Ecom Internal Indexer Job Success Rate Below 99%
This runbook covers the Grafana alert Ecom Internal Indexer Job Success Rate Below 99%.
The alert fires when internal ecom indexer jobs for an account/index have less than 99% success over 30 minutes. Internal jobs are system-initiated writes, such as fork/reindex or maintenance traffic. Because Marqo controls these requests, failures usually indicate a platform, settings, data-shape, or destination-index issue rather than customer input.
Triage
- Use the alert labels to identify
label_system_account_idandlabel_index_name. - Check
prod-EcomIndexerFunctionlogs for the affected account/index and recent internal jobs. - Inspect
prod-EcomIndexerJobsTablefor jobs withis_internal = trueand terminal statuses other thanCOMPLETED. - Check whether failures are concentrated on one operation, destination index, reindex/fork, or new field/backfill.
- Classify the failure:
- 4XX-style failures usually mean the payload or destination index config is invalid.
- 5XX-style failures usually mean Marqo, ecom API, or downstream infrastructure failed the request.
Useful starting point:
aws logs tail /aws/lambda/prod-EcomIndexerFunction --since 30m --filter-pattern "?ERROR ?Traceback ?Exception"
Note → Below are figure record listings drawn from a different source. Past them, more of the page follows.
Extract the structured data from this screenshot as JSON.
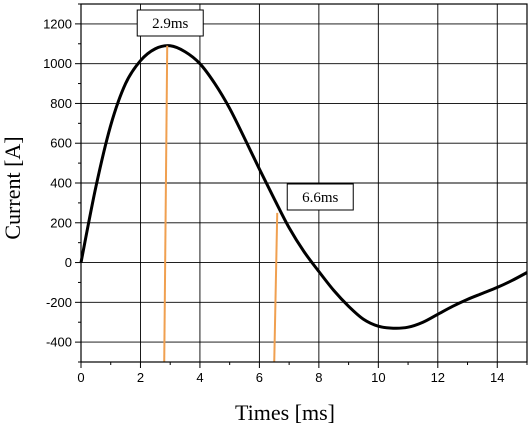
{
  "chart_data": {
    "type": "line",
    "xlabel": "Times [ms]",
    "ylabel": "Current [A]",
    "xlim": [
      0,
      15
    ],
    "ylim": [
      -500,
      1300
    ],
    "x_ticks": [
      0,
      2,
      4,
      6,
      8,
      10,
      12,
      14
    ],
    "y_ticks": [
      -400,
      -200,
      0,
      200,
      400,
      600,
      800,
      1000,
      1200
    ],
    "grid": true,
    "series": [
      {
        "color": "#000000",
        "x": [
          0,
          0.5,
          1.0,
          1.5,
          2.0,
          2.5,
          3.0,
          3.5,
          4.0,
          4.5,
          5.0,
          5.5,
          6.0,
          6.5,
          7.0,
          7.5,
          8.0,
          8.5,
          9.0,
          9.5,
          10.0,
          10.5,
          11.0,
          11.5,
          12.0,
          12.5,
          13.0,
          13.5,
          14.0,
          14.5,
          15.0
        ],
        "y": [
          0,
          380,
          690,
          900,
          1015,
          1075,
          1090,
          1060,
          1000,
          900,
          775,
          625,
          470,
          320,
          175,
          55,
          -45,
          -140,
          -220,
          -285,
          -320,
          -330,
          -325,
          -300,
          -260,
          -220,
          -185,
          -155,
          -125,
          -90,
          -50
        ]
      }
    ],
    "markers": [
      {
        "label": "2.9ms",
        "x": 2.9,
        "y": 1090,
        "color": "#f0a050"
      },
      {
        "label": "6.6ms",
        "x": 6.6,
        "y": 250,
        "color": "#f0a050"
      }
    ]
  }
}
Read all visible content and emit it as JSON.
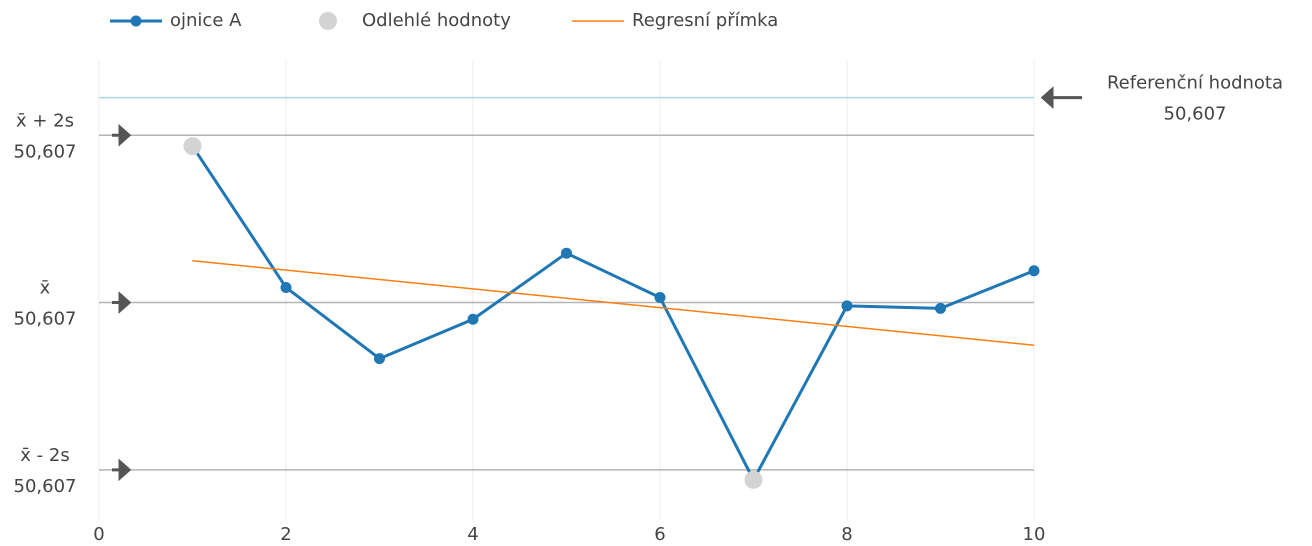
{
  "chart_data": {
    "type": "line",
    "legend": "top-left",
    "xlim": [
      0,
      10.7
    ],
    "xticks": [
      0,
      2,
      4,
      6,
      8,
      10
    ],
    "ylim": [
      -2.6,
      2.9
    ],
    "grid": true,
    "series": [
      {
        "name": "ojnice A",
        "color": "#1f77b4",
        "mode": "lines+markers",
        "x": [
          1,
          2,
          3,
          4,
          5,
          6,
          7,
          8,
          9,
          10
        ],
        "values": [
          1.87,
          0.18,
          -0.67,
          -0.2,
          0.59,
          0.06,
          -2.12,
          -0.04,
          -0.07,
          0.38
        ]
      },
      {
        "name": "Odlehlé hodnoty",
        "color": "#d3d3d3",
        "mode": "markers",
        "x": [
          1,
          7
        ],
        "values": [
          1.87,
          -2.12
        ]
      },
      {
        "name": "Regresní přímka",
        "color": "#ff7f0e",
        "mode": "lines",
        "x": [
          1,
          10
        ],
        "values": [
          0.5,
          -0.51
        ]
      }
    ],
    "reference_lines": [
      {
        "label": "Referenční hodnota",
        "caption": "50,607",
        "value": 2.45,
        "side": "right",
        "color": "#add8e6"
      },
      {
        "label": "x̄ + 2s",
        "caption": "50,607",
        "value": 2,
        "side": "left",
        "color": "#b4b4b4"
      },
      {
        "label": "x̄",
        "caption": "50,607",
        "value": 0,
        "side": "left",
        "color": "#b4b4b4"
      },
      {
        "label": "x̄ - 2s",
        "caption": "50,607",
        "value": -2,
        "side": "left",
        "color": "#b4b4b4"
      }
    ]
  }
}
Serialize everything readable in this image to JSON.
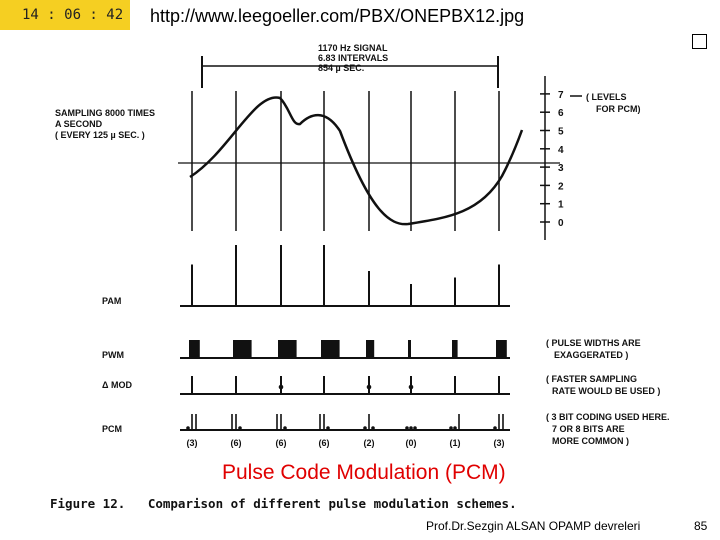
{
  "header": {
    "time": "14 : 06 : 42",
    "url": "http://www.leegoeller.com/PBX/ONEPBX12.jpg"
  },
  "diagram": {
    "signal_label_lines": [
      "1170 Hz SIGNAL",
      "6.83 INTERVALS",
      "854 µ SEC."
    ],
    "sampling_label_lines": [
      "SAMPLING 8000 TIMES",
      "A SECOND",
      "( EVERY 125 µ SEC. )"
    ],
    "levels_label_lines": [
      "( LEVELS",
      "FOR PCM)"
    ],
    "level_numbers": [
      "7",
      "6",
      "5",
      "4",
      "3",
      "2",
      "1",
      "0"
    ],
    "row_labels": [
      "PAM",
      "PWM",
      "Δ MOD",
      "PCM"
    ],
    "pwm_note_lines": [
      "( PULSE WIDTHS ARE",
      "EXAGGERATED )"
    ],
    "dmod_note_lines": [
      "( FASTER SAMPLING",
      "RATE WOULD BE USED )"
    ],
    "pcm_note_lines": [
      "( 3 BIT CODING USED HERE.",
      "7 OR 8 BITS ARE",
      "MORE COMMON )"
    ],
    "pcm_codes": [
      "(3)",
      "(6)",
      "(6)",
      "(6)",
      "(2)",
      "(0)",
      "(1)",
      "(3)"
    ],
    "samples": [
      3,
      6,
      6,
      6,
      2,
      0,
      1,
      3
    ]
  },
  "title": "Pulse Code Modulation (PCM)",
  "caption": "Figure 12.   Comparison of different pulse modulation schemes.",
  "footer": {
    "author": "Prof.Dr.Sezgin ALSAN  OPAMP devreleri",
    "page": "85"
  }
}
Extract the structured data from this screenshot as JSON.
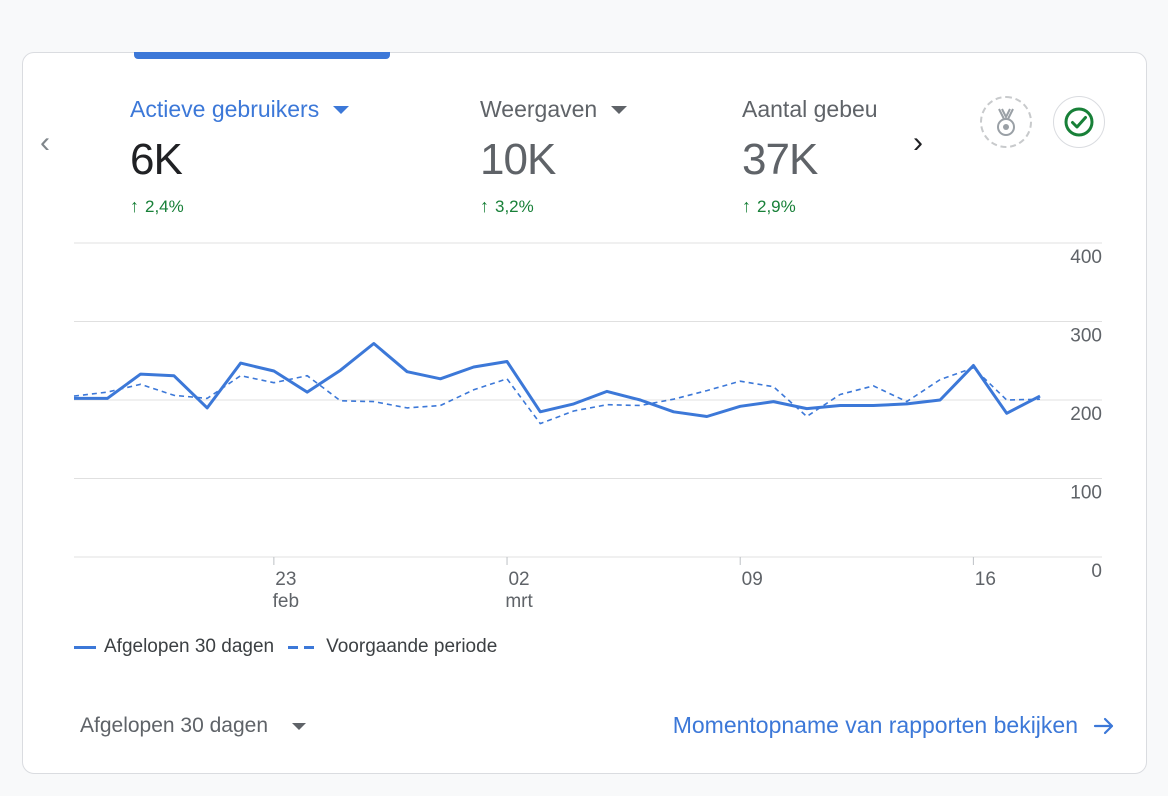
{
  "metrics": [
    {
      "label": "Actieve gebruikers",
      "value": "6K",
      "delta": "2,4%"
    },
    {
      "label": "Weergaven",
      "value": "10K",
      "delta": "3,2%"
    },
    {
      "label": "Aantal gebeu",
      "value": "37K",
      "delta": "2,9%"
    }
  ],
  "icons": {
    "prev": "chevron-left-icon",
    "next": "chevron-right-icon",
    "medal": "medal-icon",
    "check": "check-circle-icon",
    "arrow": "arrow-right-icon"
  },
  "colors": {
    "accent": "#3c78d8",
    "positive": "#188038",
    "grid": "#e0e0e0"
  },
  "chart_data": {
    "type": "line",
    "x_ticks": [
      {
        "label": "23",
        "sub": "feb",
        "index": 6
      },
      {
        "label": "02",
        "sub": "mrt",
        "index": 13
      },
      {
        "label": "09",
        "sub": "",
        "index": 20
      },
      {
        "label": "16",
        "sub": "",
        "index": 27
      }
    ],
    "y_ticks": [
      0,
      100,
      200,
      300,
      400
    ],
    "ylim": [
      0,
      400
    ],
    "series": [
      {
        "name": "Afgelopen 30 dagen",
        "style": "solid",
        "values": [
          202,
          202,
          233,
          231,
          190,
          247,
          237,
          210,
          238,
          272,
          236,
          227,
          242,
          249,
          185,
          195,
          211,
          200,
          185,
          179,
          192,
          198,
          189,
          193,
          193,
          195,
          200,
          244,
          183,
          205
        ]
      },
      {
        "name": "Voorgaande periode",
        "style": "dashed",
        "values": [
          205,
          210,
          220,
          206,
          202,
          231,
          222,
          231,
          199,
          198,
          190,
          193,
          213,
          227,
          170,
          186,
          194,
          193,
          201,
          212,
          224,
          217,
          179,
          207,
          218,
          198,
          226,
          241,
          200,
          201
        ]
      }
    ]
  },
  "legend": {
    "current": "Afgelopen 30 dagen",
    "previous": "Voorgaande periode"
  },
  "footer": {
    "period": "Afgelopen 30 dagen",
    "snapshot": "Momentopname van rapporten bekijken"
  }
}
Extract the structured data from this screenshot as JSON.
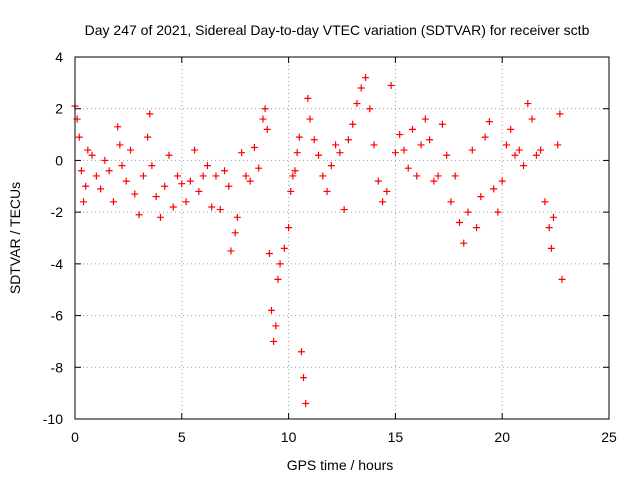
{
  "chart_data": {
    "type": "scatter",
    "title": "Day 247 of 2021, Sidereal Day-to-day VTEC variation (SDTVAR) for receiver sctb",
    "xlabel": "GPS time / hours",
    "ylabel": "SDTVAR / TECUs",
    "xlim": [
      0,
      25
    ],
    "ylim": [
      -10,
      4
    ],
    "xticks": [
      0,
      5,
      10,
      15,
      20,
      25
    ],
    "yticks": [
      -10,
      -8,
      -6,
      -4,
      -2,
      0,
      2,
      4
    ],
    "xtick_labels": [
      "0",
      "5",
      "10",
      "15",
      "20",
      "25"
    ],
    "ytick_labels": [
      "-10",
      "-8",
      "-6",
      "-4",
      "-2",
      "0",
      "2",
      "4"
    ],
    "grid": true,
    "marker": "+",
    "series_color": "#ff0000",
    "series": [
      {
        "name": "SDTVAR",
        "points": [
          [
            0.0,
            2.1
          ],
          [
            0.1,
            1.6
          ],
          [
            0.2,
            0.9
          ],
          [
            0.3,
            -0.4
          ],
          [
            0.4,
            -1.6
          ],
          [
            0.5,
            -1.0
          ],
          [
            0.6,
            0.4
          ],
          [
            0.8,
            0.2
          ],
          [
            1.0,
            -0.6
          ],
          [
            1.2,
            -1.1
          ],
          [
            1.4,
            0.0
          ],
          [
            1.6,
            -0.4
          ],
          [
            1.8,
            -1.6
          ],
          [
            2.0,
            1.3
          ],
          [
            2.1,
            0.6
          ],
          [
            2.2,
            -0.2
          ],
          [
            2.4,
            -0.8
          ],
          [
            2.6,
            0.4
          ],
          [
            2.8,
            -1.3
          ],
          [
            3.0,
            -2.1
          ],
          [
            3.2,
            -0.6
          ],
          [
            3.4,
            0.9
          ],
          [
            3.5,
            1.8
          ],
          [
            3.6,
            -0.2
          ],
          [
            3.8,
            -1.4
          ],
          [
            4.0,
            -2.2
          ],
          [
            4.2,
            -1.0
          ],
          [
            4.4,
            0.2
          ],
          [
            4.6,
            -1.8
          ],
          [
            4.8,
            -0.6
          ],
          [
            5.0,
            -0.9
          ],
          [
            5.2,
            -1.6
          ],
          [
            5.4,
            -0.8
          ],
          [
            5.6,
            0.4
          ],
          [
            5.8,
            -1.2
          ],
          [
            6.0,
            -0.6
          ],
          [
            6.2,
            -0.2
          ],
          [
            6.4,
            -1.8
          ],
          [
            6.6,
            -0.6
          ],
          [
            6.8,
            -1.9
          ],
          [
            7.0,
            -0.4
          ],
          [
            7.2,
            -1.0
          ],
          [
            7.3,
            -3.5
          ],
          [
            7.5,
            -2.8
          ],
          [
            7.6,
            -2.2
          ],
          [
            7.8,
            0.3
          ],
          [
            8.0,
            -0.6
          ],
          [
            8.2,
            -0.8
          ],
          [
            8.4,
            0.5
          ],
          [
            8.6,
            -0.3
          ],
          [
            8.8,
            1.6
          ],
          [
            8.9,
            2.0
          ],
          [
            9.0,
            1.2
          ],
          [
            9.1,
            -3.6
          ],
          [
            9.2,
            -5.8
          ],
          [
            9.3,
            -7.0
          ],
          [
            9.4,
            -6.4
          ],
          [
            9.5,
            -4.6
          ],
          [
            9.6,
            -4.0
          ],
          [
            9.8,
            -3.4
          ],
          [
            10.0,
            -2.6
          ],
          [
            10.1,
            -1.2
          ],
          [
            10.2,
            -0.6
          ],
          [
            10.3,
            -0.4
          ],
          [
            10.4,
            0.3
          ],
          [
            10.5,
            0.9
          ],
          [
            10.6,
            -7.4
          ],
          [
            10.7,
            -8.4
          ],
          [
            10.8,
            -9.4
          ],
          [
            10.9,
            2.4
          ],
          [
            11.0,
            1.6
          ],
          [
            11.2,
            0.8
          ],
          [
            11.4,
            0.2
          ],
          [
            11.6,
            -0.6
          ],
          [
            11.8,
            -1.2
          ],
          [
            12.0,
            -0.2
          ],
          [
            12.2,
            0.6
          ],
          [
            12.4,
            0.3
          ],
          [
            12.6,
            -1.9
          ],
          [
            12.8,
            0.8
          ],
          [
            13.0,
            1.4
          ],
          [
            13.2,
            2.2
          ],
          [
            13.4,
            2.8
          ],
          [
            13.6,
            3.2
          ],
          [
            13.8,
            2.0
          ],
          [
            14.0,
            0.6
          ],
          [
            14.2,
            -0.8
          ],
          [
            14.4,
            -1.6
          ],
          [
            14.6,
            -1.2
          ],
          [
            14.8,
            2.9
          ],
          [
            15.0,
            0.3
          ],
          [
            15.2,
            1.0
          ],
          [
            15.4,
            0.4
          ],
          [
            15.6,
            -0.3
          ],
          [
            15.8,
            1.2
          ],
          [
            16.0,
            -0.6
          ],
          [
            16.2,
            0.6
          ],
          [
            16.4,
            1.6
          ],
          [
            16.6,
            0.8
          ],
          [
            16.8,
            -0.8
          ],
          [
            17.0,
            -0.6
          ],
          [
            17.2,
            1.4
          ],
          [
            17.4,
            0.2
          ],
          [
            17.6,
            -1.6
          ],
          [
            17.8,
            -0.6
          ],
          [
            18.0,
            -2.4
          ],
          [
            18.2,
            -3.2
          ],
          [
            18.4,
            -2.0
          ],
          [
            18.6,
            0.4
          ],
          [
            18.8,
            -2.6
          ],
          [
            19.0,
            -1.4
          ],
          [
            19.2,
            0.9
          ],
          [
            19.4,
            1.5
          ],
          [
            19.6,
            -1.1
          ],
          [
            19.8,
            -2.0
          ],
          [
            20.0,
            -0.8
          ],
          [
            20.2,
            0.6
          ],
          [
            20.4,
            1.2
          ],
          [
            20.6,
            0.2
          ],
          [
            20.8,
            0.4
          ],
          [
            21.0,
            -0.2
          ],
          [
            21.2,
            2.2
          ],
          [
            21.4,
            1.6
          ],
          [
            21.6,
            0.2
          ],
          [
            21.8,
            0.4
          ],
          [
            22.0,
            -1.6
          ],
          [
            22.2,
            -2.6
          ],
          [
            22.3,
            -3.4
          ],
          [
            22.4,
            -2.2
          ],
          [
            22.6,
            0.6
          ],
          [
            22.7,
            1.8
          ],
          [
            22.8,
            -4.6
          ]
        ]
      }
    ]
  }
}
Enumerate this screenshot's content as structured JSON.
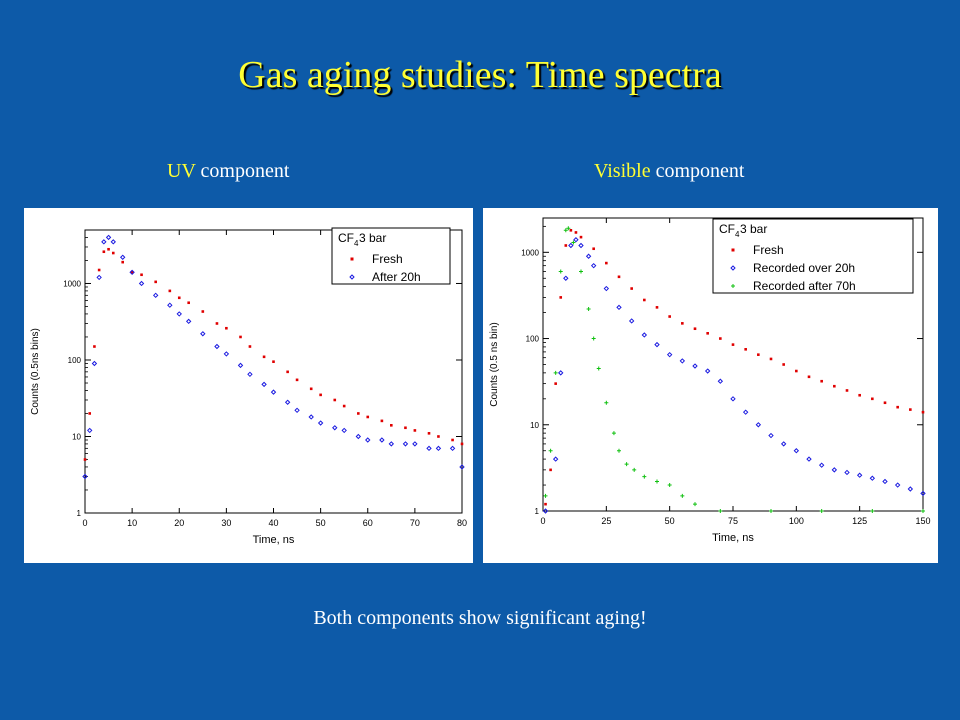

See Add Documents, Debugging indexer failures, and Reindexing.
Remediation
- If payloads are invalid, fix the generator/replay path before retrying failed jobs.
- If settings, aliases, or destination index visibility are wrong, fix those first and verify the ecom API can route the internal request.
- If the destination index is overloaded, scale cautiously and monitor data-plane CPU/GPU/Vespa health before increasing indexing concurrency.
- Redrive or re-run internal jobs only after the root cause is fixed and after checking whether replay can overwrite newer writes.
Validation
- New internal jobs for the affected account/index complete successfully.
- Failed internal job count stops increasing.
- The alert clears after the 30 minute lookback no longer contains failed internal jobs.